Operação contou com a participação de 140 policiais 


A maior operação policial já realizada em Ilha Solteira, coordenada pela Polícia Militar e o Grupo de Atuação Especial de Combate ao Crime Organizado (GAECO) e com ações também nos Municípios de Pereira Barreto, Castilho e Três Lagoas/MS, resultou na prisão de quarenta pessoas, a maioria na cidade. O objetivo foi o combate ao tráfico de drogas, principalmente o comandado por integrantes de uma facção criminosa. Pelos menos 140 policiais participaram.

 

A operação, batizada de “Operação Ilha”, teve início há cerca de oito meses, depois que a Polícia Militar acionou o Ministério Público, através do GAECO, do aumento de crimes em Ilha Solteira e região, envolvendo o crime organizado. A investigação já tinha levado a prisão de quatorze pessoas, culminando com a operação desta terça-feira, onde mais vinte e seis foram detidos.

De acordo com o promotor do GAECO, Marcelo Sorentino, durante a investigação, foi possível mapear a atuação dos integrantes da organização criminosa, na região de Ilha Solteira. “O objetivo maior da operação foi combater a facção criminosa. O fato de Ilha Solteira e Pereira Barreto serem uma cidade pequena, não as livra de ter criminosos que são membros ativos, integrantes dessa facção”, explicou Sorentino.

O promotor disse que a atuação da facção, na região de Ilha Solteira, está diretamente ligado ao tráfico de drogas. “É um tráfico de entorpecente constante, como forma de arrecadação de dinheiro”. Mas ressalta que há uma preocupação com a busca de novos integrantes. “Eles se preocupam, também, em arregimentar o maior número possível de membros para a organização criminosa. Isso é o que temos identificado nas investigações”.

O tenente coronel Fábio Renato Basílio, da Polícia Militar, reforça a afirmação, atribuindo a presença da facção em Ilha Solteira, à tentativa da organização de expandir sua área de atuação. “Eles procuram crescer e as cidades pequenas são alvos potenciais. Por isso a importância desse trabalho da Polícia Militar, junto com o GAECO, que busca minar a atuação dessa facção, mostrando que aqui se impera a lei e a ordem”, afirmou Basílio.

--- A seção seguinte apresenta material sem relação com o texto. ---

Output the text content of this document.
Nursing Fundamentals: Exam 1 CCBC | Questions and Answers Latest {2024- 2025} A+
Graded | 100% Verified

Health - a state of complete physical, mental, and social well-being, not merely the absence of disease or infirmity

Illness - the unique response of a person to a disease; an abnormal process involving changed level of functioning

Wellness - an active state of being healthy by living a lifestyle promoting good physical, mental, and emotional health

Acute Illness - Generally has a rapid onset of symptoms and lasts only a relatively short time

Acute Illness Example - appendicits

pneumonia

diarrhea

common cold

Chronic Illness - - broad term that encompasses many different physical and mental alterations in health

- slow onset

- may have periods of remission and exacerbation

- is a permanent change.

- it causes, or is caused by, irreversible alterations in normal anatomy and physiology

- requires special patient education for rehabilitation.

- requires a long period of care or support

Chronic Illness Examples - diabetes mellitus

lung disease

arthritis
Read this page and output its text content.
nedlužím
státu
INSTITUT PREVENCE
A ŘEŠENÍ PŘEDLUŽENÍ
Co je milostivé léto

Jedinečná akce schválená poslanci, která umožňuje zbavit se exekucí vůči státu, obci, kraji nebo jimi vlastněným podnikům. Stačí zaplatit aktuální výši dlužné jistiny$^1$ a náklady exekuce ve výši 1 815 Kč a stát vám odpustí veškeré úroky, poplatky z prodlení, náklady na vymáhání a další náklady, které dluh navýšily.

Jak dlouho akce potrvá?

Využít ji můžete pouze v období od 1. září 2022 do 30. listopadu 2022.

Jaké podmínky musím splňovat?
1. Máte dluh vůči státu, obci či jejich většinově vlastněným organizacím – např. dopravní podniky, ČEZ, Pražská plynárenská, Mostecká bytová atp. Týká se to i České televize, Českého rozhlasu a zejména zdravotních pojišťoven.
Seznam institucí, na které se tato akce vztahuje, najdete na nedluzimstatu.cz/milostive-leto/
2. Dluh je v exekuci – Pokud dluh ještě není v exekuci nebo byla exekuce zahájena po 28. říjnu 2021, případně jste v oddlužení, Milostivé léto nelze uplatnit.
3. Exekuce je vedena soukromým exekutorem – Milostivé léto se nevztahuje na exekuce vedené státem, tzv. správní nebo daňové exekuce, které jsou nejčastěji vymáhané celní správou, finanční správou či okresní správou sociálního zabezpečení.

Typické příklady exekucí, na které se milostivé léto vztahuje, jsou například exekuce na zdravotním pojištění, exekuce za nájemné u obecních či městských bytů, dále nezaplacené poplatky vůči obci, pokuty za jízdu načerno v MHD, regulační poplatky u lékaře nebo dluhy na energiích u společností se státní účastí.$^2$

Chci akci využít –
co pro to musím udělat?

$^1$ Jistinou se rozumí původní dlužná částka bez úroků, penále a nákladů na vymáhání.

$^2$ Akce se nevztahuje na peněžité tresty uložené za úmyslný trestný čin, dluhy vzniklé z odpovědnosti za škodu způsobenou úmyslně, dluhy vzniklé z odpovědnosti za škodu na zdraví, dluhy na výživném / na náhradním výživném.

Facção em Ilha- Marcelo Sorentino destaca que a facção estava com uma célula em Ilha Solteira, com uma intensão clara de expansão, com contatos em Pereira Barreto, Castilho e Três Lagoas. “O objetivo era expandir seus integrantes e suas atividades criminosas. E quando fazemos uma investigação e uma operação, com um resultado desse porte, isso é freado. Não sei por quanto tempo, mas damos um basta. E continuamos atentos. Nunca fazemos uma operação achando que o problema está resolvido e que não precisamos voltar os olhos para ele. A vigilância é constante, caso contrário, não conseguimos atacar o problema com a devida efetividade”, afirmou o promotor.

A maioria dos presos já tinha passagem pela polícia. Alguns inclusive, presos e condenados após operação do GAECO realizada em Ilha Solteira em 2011. Neste terça, todos tiveram a prisão temporária de trinta dias decretada pela Justiça local.

Além das prisões, foram apreendidas duas armas de fogo, 120g de maconha e R$ 1,5 mil em dinheiro. Mas um balanço final das apreensões ainda será divulgado.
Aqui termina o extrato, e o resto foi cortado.